REDWOOD FALLS - The farm bill is vital to agriculture's security, but congressional bickering has stalled its movement and threatens its very existence.
That was the consensus of panelists Tuesday at a Farmfest forum near Redwood Falls.
The panel included Congressman Collin Peterson and Congressman Tim Walz, both Democratic members of the U.S. House Agriculture Committee; Roger Johnson, president of the National Farmers Union; Bob Worth, vice president of the American Soybean Association; and Dale Moore, public policy director with the American Farm Bureau.
According to Johnson, the continued failure of Congress to pass a new farm bill will hurt agriculture by closing down programs.
"What gets lost if we don't get a farm bill done?" he asked. "The whole energy title disappears. The prosperity in rural America in this last decade has been a result of the work that has been done in the renewable energy sector."
He went on to list conservation programs, disaster programs, price protection for commodities, specialty crop provisions, and beginner farmer programs.
"The beginning farmer programs will expire," he said. "What a shame. What does that say about the future of an industry?"
Peterson said the Democrat-controlled Senate passed a version of the farm bill, only to have the Republican-led House remove the nutrition assistance portion of the bill.
"I was opposed to that," Peterson said. "If we split these bills up, and go to a farm only and a food stamp bill ... there will never be another farm bill. ... But it will never happen because the Senate will never go for that."
He said splitting food assistance from the farm bill will keep the bill from passing, largely because urban legislators vote for the bill because their constituents are heavy users of the assistance, while rural legislators' constituents benefit from the farm bill.
According to Peterson, the House has not appointed conferees and says it will not until a vote is taken on the food stamp portion of the bill after Labor Day.
Peterson said that after having worked for so long on the farm bill, he has a good idea of what a final bill will look, and doesn't hold out much hope it will pass.
Peterson was not shy in his disdain for members of the Republican Party outside the ag committee, but Walz stressed the need for the parties to work together to get the measure passed.
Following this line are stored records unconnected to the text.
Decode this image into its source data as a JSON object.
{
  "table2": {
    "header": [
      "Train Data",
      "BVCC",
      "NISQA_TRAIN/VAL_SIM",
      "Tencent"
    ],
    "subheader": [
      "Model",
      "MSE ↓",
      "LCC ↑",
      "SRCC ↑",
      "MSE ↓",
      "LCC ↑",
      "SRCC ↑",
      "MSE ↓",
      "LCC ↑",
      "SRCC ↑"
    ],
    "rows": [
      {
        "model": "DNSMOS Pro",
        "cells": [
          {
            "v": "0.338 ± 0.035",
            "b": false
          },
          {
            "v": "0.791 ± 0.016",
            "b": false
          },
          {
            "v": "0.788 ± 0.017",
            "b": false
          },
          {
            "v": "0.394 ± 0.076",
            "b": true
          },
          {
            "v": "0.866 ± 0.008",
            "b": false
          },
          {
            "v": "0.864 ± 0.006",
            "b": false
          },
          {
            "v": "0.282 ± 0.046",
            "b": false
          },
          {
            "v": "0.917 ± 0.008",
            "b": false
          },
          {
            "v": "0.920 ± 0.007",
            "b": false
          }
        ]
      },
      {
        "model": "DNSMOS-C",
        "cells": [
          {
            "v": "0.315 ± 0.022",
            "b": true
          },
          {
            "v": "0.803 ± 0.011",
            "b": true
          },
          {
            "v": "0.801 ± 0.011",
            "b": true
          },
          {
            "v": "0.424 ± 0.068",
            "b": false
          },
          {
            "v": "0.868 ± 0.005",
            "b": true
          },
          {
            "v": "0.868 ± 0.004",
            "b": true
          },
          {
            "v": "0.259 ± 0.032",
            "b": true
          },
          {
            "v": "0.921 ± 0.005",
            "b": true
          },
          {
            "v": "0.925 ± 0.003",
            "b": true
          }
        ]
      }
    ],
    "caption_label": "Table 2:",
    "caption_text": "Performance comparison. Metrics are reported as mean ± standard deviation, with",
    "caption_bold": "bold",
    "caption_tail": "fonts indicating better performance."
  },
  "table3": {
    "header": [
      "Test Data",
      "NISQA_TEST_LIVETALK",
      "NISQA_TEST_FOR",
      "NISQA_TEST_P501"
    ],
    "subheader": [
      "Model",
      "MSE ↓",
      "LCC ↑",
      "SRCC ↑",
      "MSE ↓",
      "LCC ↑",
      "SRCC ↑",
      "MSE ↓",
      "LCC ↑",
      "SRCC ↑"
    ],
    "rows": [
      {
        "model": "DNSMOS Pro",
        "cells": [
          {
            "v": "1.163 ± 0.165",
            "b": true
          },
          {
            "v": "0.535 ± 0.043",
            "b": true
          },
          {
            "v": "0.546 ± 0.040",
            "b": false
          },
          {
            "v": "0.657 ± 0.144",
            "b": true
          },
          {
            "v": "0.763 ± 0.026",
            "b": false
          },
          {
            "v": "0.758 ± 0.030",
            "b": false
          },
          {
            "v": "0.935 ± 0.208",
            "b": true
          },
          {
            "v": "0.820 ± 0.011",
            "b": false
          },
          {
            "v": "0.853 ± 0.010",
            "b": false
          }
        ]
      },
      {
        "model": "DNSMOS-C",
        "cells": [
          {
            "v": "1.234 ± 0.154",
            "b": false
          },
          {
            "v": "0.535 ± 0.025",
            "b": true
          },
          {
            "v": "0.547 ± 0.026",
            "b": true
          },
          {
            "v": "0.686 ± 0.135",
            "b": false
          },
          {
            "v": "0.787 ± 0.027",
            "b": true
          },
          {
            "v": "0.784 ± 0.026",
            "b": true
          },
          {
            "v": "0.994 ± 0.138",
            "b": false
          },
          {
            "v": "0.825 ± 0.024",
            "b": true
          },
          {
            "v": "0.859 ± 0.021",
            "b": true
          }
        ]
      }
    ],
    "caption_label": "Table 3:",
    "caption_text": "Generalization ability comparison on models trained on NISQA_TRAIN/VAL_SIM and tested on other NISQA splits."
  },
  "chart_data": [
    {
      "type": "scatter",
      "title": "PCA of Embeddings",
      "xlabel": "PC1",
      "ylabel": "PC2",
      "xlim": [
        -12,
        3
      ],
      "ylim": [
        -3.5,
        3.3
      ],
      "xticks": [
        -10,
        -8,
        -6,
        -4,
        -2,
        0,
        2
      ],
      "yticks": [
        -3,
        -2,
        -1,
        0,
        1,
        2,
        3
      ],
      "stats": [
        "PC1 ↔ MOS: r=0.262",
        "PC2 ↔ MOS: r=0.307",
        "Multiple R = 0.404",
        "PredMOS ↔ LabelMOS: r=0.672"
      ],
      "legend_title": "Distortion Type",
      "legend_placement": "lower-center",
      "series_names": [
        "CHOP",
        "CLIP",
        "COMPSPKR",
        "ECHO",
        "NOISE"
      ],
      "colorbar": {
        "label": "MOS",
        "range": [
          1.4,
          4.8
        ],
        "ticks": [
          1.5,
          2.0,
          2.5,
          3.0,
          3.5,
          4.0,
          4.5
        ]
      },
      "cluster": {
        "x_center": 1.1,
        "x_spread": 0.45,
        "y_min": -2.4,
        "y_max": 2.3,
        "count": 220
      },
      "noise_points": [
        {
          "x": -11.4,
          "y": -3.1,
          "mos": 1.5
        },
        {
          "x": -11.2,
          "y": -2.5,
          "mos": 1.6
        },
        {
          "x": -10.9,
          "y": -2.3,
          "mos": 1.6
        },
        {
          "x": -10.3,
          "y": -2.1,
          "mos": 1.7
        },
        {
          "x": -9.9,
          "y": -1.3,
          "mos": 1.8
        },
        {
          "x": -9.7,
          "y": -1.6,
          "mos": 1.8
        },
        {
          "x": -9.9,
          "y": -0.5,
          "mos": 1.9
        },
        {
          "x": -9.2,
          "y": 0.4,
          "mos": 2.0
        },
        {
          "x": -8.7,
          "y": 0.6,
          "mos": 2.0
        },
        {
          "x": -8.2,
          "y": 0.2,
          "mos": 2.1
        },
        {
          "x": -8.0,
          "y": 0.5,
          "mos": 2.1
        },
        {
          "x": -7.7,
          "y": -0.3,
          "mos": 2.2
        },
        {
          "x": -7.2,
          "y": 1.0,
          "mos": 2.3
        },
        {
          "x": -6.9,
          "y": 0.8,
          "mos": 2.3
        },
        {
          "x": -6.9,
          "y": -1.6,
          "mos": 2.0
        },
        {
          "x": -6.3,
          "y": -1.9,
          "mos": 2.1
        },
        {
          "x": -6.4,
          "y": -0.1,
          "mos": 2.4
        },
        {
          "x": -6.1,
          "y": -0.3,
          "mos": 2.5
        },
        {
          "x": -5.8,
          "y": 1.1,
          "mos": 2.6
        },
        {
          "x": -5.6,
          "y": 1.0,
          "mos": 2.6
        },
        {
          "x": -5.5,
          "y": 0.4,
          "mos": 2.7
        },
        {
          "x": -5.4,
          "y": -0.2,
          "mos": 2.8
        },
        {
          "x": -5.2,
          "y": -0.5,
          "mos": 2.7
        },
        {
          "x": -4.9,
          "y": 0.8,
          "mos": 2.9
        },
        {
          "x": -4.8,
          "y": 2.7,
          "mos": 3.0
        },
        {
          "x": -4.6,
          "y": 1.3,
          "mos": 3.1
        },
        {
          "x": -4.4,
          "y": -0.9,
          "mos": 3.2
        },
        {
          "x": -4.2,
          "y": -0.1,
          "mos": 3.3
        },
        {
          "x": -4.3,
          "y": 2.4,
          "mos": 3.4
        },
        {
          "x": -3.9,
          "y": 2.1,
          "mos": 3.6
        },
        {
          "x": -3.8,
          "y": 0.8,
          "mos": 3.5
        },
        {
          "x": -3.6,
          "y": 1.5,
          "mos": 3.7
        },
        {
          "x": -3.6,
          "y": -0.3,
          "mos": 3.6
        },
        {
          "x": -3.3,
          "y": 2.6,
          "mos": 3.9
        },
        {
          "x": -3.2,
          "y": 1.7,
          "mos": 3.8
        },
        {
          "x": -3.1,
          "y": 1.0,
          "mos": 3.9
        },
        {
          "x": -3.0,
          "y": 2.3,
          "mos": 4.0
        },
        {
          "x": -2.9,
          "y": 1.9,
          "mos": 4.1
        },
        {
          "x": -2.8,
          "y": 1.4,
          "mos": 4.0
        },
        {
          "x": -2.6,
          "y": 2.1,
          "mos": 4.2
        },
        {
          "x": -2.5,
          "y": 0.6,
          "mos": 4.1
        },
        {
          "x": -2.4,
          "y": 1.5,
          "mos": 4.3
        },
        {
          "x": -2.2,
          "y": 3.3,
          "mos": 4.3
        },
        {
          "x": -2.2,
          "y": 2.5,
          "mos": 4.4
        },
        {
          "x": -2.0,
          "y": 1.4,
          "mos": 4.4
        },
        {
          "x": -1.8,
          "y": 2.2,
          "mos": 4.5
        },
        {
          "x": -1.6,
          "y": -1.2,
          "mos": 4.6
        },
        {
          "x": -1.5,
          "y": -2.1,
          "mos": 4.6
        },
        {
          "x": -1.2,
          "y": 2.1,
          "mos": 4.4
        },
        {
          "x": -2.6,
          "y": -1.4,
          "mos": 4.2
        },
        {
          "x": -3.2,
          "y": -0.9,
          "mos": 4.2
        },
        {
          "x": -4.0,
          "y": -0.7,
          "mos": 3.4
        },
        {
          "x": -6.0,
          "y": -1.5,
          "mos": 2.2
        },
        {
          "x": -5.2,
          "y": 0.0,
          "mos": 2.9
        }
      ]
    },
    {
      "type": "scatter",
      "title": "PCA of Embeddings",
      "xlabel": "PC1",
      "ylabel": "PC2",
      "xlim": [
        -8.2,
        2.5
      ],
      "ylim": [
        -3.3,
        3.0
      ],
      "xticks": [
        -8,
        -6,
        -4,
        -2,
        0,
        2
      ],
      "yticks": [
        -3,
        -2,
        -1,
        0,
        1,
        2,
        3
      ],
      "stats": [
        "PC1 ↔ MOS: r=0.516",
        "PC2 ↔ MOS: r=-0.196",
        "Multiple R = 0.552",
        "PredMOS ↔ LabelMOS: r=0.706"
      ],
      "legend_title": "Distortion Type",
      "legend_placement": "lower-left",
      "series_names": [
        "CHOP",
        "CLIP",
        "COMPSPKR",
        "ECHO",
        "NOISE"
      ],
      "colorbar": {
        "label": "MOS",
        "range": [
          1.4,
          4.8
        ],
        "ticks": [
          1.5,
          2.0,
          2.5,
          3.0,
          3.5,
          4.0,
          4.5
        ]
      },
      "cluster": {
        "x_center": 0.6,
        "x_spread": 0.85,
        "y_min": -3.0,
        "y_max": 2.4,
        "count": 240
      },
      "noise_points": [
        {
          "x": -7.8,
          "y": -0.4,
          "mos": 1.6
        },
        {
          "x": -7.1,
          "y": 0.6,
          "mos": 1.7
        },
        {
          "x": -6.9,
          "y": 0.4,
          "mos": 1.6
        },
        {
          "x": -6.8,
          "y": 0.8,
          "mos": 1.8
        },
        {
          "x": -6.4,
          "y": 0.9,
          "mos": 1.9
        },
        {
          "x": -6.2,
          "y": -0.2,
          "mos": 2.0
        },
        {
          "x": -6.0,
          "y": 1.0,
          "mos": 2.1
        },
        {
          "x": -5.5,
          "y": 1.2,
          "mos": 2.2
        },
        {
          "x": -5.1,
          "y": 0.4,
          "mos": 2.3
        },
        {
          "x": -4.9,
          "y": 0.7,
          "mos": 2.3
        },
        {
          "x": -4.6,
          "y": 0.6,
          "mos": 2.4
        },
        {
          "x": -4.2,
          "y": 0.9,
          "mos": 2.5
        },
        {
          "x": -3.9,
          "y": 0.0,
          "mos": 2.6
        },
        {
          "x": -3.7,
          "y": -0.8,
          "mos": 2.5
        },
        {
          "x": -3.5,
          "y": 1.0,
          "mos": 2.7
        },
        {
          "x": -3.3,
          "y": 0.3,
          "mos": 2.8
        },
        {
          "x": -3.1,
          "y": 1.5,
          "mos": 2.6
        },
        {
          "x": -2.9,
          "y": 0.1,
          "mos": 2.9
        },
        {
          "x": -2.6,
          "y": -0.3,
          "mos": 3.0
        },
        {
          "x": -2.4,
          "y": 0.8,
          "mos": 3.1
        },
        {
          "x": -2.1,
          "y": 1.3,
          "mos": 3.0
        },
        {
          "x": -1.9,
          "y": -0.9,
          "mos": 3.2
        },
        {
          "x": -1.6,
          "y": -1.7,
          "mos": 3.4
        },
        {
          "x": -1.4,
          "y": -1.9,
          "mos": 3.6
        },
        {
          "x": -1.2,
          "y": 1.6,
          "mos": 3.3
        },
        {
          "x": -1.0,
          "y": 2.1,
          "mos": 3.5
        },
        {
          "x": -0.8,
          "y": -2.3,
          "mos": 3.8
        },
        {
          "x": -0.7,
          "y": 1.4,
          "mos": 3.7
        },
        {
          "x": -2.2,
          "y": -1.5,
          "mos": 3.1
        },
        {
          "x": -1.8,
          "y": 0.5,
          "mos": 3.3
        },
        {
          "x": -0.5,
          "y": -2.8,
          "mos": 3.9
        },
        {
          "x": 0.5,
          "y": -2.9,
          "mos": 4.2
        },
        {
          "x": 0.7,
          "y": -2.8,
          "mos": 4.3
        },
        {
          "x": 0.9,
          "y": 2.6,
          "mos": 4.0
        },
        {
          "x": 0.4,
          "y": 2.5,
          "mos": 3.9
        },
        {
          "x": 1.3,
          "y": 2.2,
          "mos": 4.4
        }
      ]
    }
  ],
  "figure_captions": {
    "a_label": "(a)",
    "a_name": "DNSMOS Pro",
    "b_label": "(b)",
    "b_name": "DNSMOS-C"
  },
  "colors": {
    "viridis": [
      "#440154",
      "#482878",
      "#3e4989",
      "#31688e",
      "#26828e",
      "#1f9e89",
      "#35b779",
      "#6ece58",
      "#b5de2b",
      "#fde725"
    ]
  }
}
Walz says a farm bill can pass if members of Congress consider what the other side is saying.
"It is going to take understanding that' compromise' is not a dirty word," Walz said. "It is not a capitulation of our values. We can always find savings and efficiency. We need to come together, compromise a little bit, and move this bill."
Moore said some of the trouble farm agencies are having when talking to legislators is simply getting them to understand the need, especially in relatively good times, for agriculture.
"We are trying to sell why we need to get a farm bill done," he said. "Too many people don't understand. Farm bills are written for the bad times, not the good times."
He said the bill needs to have the food assistance portion included because that section helps farmers. Farmers are successful when people buy the food they grow.
"One of the things that gets lost is the importance of the nutrition part of the bill," he said. "Twenty-three cents of every dollar comes back to the farmer. It is not just to bridge the urban and rural."
Worth agreed that compromise is vital.
"There is not a farm bill around that no one had any complaints about," he said.
Peterson emphasized that he is uncertain if a farm bill will pass by the Sept. 30 deadline, and believes another extension of existing law is likely.
One thing farmers can do to make a difference, according to several panelists: Contact their lawmakers.
"If you are a crop farmer, an extension would be great," he said. "If you are a dairy farmer, it is not a good deal. If you are a specialty crop farmer, it is not a good deal. I think it is more likely we have an extension than we get this bill done. I hope I am wrong."